Mechanical stimulation induces electrical coupling via TNTs through calcium-dependent mechanisms in C2C12 cells.

Intercellular communication and cellular material exchange are essential for the development, tissue repair, and survival of multicellular organisms. Tunneling nanotubes (TNTs) serve as long-distance intercellular connections that facilitate the transmission of biochemical and electrical signals between cells. However, the mechanisms underlying this process remain largely unknown. This study uses mechanical stimulation to explore the transmission and mechanisms of mechano-electrical signals mediated by TNTs. We assessed both gap junction (GJ)-mediated and TNT-mediated intercellular electrical coupling in HEK cells, A549 cells, and C2C12 cells. Our results show that the coupling ratio was lower in HEK cells compared to A549 cells, with the highest ratio observed in C2C12 cells.
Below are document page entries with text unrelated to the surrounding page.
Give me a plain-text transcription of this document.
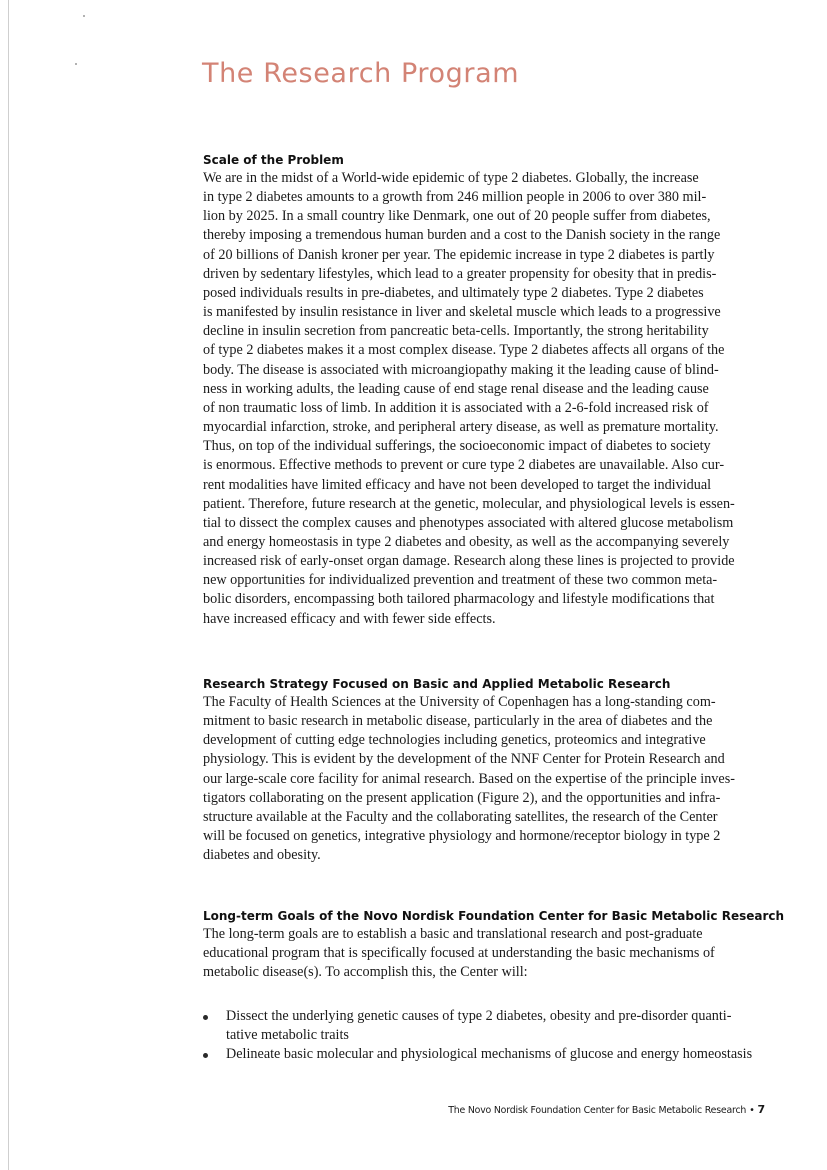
The Research Program
Scale of the Problem

We are in the midst of a World-wide epidemic of type 2 diabetes. Globally, the increase
in type 2 diabetes amounts to a growth from 246 million people in 2006 to over 380 mil-
lion by 2025. In a small country like Denmark, one out of 20 people suffer from diabetes,
thereby imposing a tremendous human burden and a cost to the Danish society in the range
of 20 billions of Danish kroner per year. The epidemic increase in type 2 diabetes is partly
driven by sedentary lifestyles, which lead to a greater propensity for obesity that in predis-
posed individuals results in pre-diabetes, and ultimately type 2 diabetes. Type 2 diabetes
is manifested by insulin resistance in liver and skeletal muscle which leads to a progressive
decline in insulin secretion from pancreatic beta-cells. Importantly, the strong heritability
of type 2 diabetes makes it a most complex disease. Type 2 diabetes affects all organs of the
body. The disease is associated with microangiopathy making it the leading cause of blind-
ness in working adults, the leading cause of end stage renal disease and the leading cause
of non traumatic loss of limb. In addition it is associated with a 2-6-fold increased risk of
myocardial infarction, stroke, and peripheral artery disease, as well as premature mortality.
Thus, on top of the individual sufferings, the socioeconomic impact of diabetes to society
is enormous. Effective methods to prevent or cure type 2 diabetes are unavailable. Also cur-
rent modalities have limited efficacy and have not been developed to target the individual
patient. Therefore, future research at the genetic, molecular, and physiological levels is essen-
tial to dissect the complex causes and phenotypes associated with altered glucose metabolism
and energy homeostasis in type 2 diabetes and obesity, as well as the accompanying severely
increased risk of early-onset organ damage. Research along these lines is projected to provide
new opportunities for individualized prevention and treatment of these two common meta-
bolic disorders, encompassing both tailored pharmacology and lifestyle modifications that
have increased efficacy and with fewer side effects.

Research Strategy Focused on Basic and Applied Metabolic Research

The Faculty of Health Sciences at the University of Copenhagen has a long-standing com-
mitment to basic research in metabolic disease, particularly in the area of diabetes and the
development of cutting edge technologies including genetics, proteomics and integrative
physiology. This is evident by the development of the NNF Center for Protein Research and
our large-scale core facility for animal research. Based on the expertise of the principle inves-
tigators collaborating on the present application (Figure 2), and the opportunities and infra-
structure available at the Faculty and the collaborating satellites, the research of the Center
will be focused on genetics, integrative physiology and hormone/receptor biology in type 2
diabetes and obesity.

Long-term Goals of the Novo Nordisk Foundation Center for Basic Metabolic Research

The long-term goals are to establish a basic and translational research and post-graduate
educational program that is specifically focused at understanding the basic mechanisms of
metabolic disease(s). To accomplish this, the Center will:

Dissect the underlying genetic causes of type 2 diabetes, obesity and pre-disorder quanti-
tative metabolic traits
Delineate basic molecular and physiological mechanisms of glucose and energy homeostasis
The Novo Nordisk Foundation Center for Basic Metabolic Research • 7
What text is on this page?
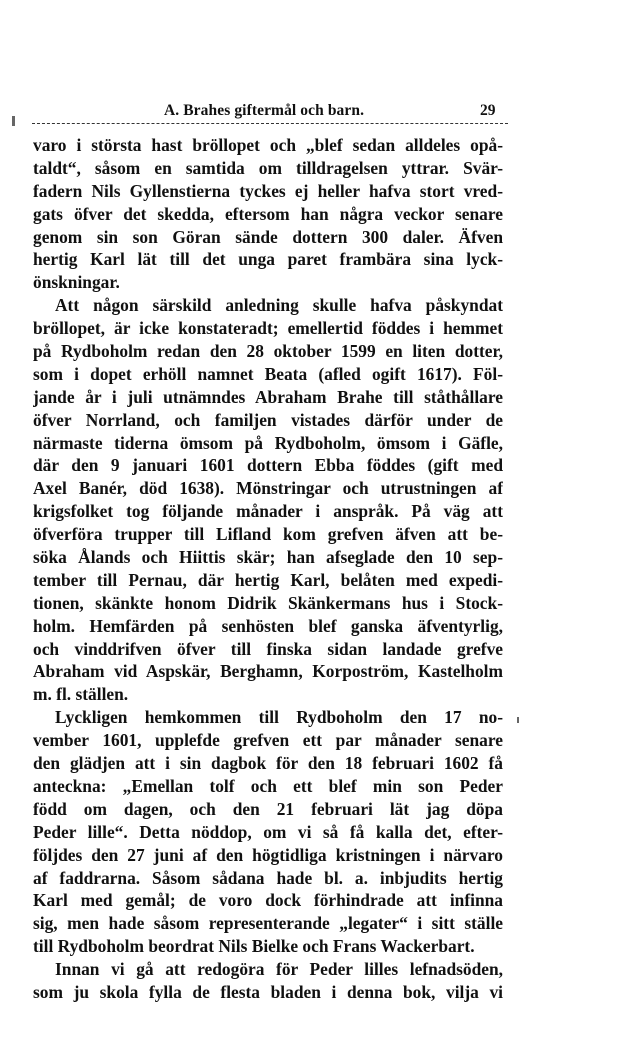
A. Brahes giftermål och barn.	29
varo i största hast bröllopet och „blef sedan alldeles opå-
taldt“, såsom en samtida om tilldragelsen yttrar. Svär-
fadern Nils Gyllenstierna tyckes ej heller hafva stort vred-
gats öfver det skedda, eftersom han några veckor senare
genom sin son Göran sände dottern 300 daler. Äfven
hertig Karl lät till det unga paret frambära sina lyck-
önskningar.
Att någon särskild anledning skulle hafva påskyndat
bröllopet, är icke konstateradt; emellertid föddes i hemmet
på Rydboholm redan den 28 oktober 1599 en liten dotter,
som i dopet erhöll namnet Beata (afled ogift 1617). Föl-
jande år i juli utnämndes Abraham Brahe till ståthållare
öfver Norrland, och familjen vistades därför under de
närmaste tiderna ömsom på Rydboholm, ömsom i Gäfle,
där den 9 januari 1601 dottern Ebba föddes (gift med
Axel Banér, död 1638). Mönstringar och utrustningen af
krigsfolket tog följande månader i anspråk. På väg att
öfverföra trupper till Lifland kom grefven äfven att be-
söka Ålands och Hiittis skär; han afseglade den 10 sep-
tember till Pernau, där hertig Karl, belåten med expedi-
tionen, skänkte honom Didrik Skänkermans hus i Stock-
holm. Hemfärden på senhösten blef ganska äfventyrlig,
och vinddrifven öfver till finska sidan landade grefve
Abraham vid Aspskär, Berghamn, Korpoström, Kastelholm
m. fl. ställen.
Lyckligen hemkommen till Rydboholm den 17 no-
vember 1601, upplefde grefven ett par månader senare
den glädjen att i sin dagbok för den 18 februari 1602 få
anteckna: „Emellan tolf och ett blef min son Peder
född om dagen, och den 21 februari lät jag döpa
Peder lille“. Detta nöddop, om vi så få kalla det, efter-
följdes den 27 juni af den högtidliga kristningen i närvaro
af faddrarna. Såsom sådana hade bl. a. inbjudits hertig
Karl med gemål; de voro dock förhindrade att infinna
sig, men hade såsom representerande „legater“ i sitt ställe
till Rydboholm beordrat Nils Bielke och Frans Wackerbart.
Innan vi gå att redogöra för Peder lilles lefnadsöden,
som ju skola fylla de flesta bladen i denna bok, vilja vi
Additionally, the strength of TNT-mediated electrical coupling decreased as TNT length increased. Using C2C12 cells as a model, we found that Ca influx and the gap junction protein Connexin 43 (Cx43) play roles in TNT-mediated electrical coupling induced by mechanical stimulation. Mechanical stimulation triggers extracellular Ca entry into C2C12 cells via mechanosensitive and T-type calcium channels. Our experiments also demonstrate that TNT-mediated electrical coupling between C2C12 cells is predominantly unidirectional. These findings provide new insights into the mechanisms of intercellular electrical signal transmission.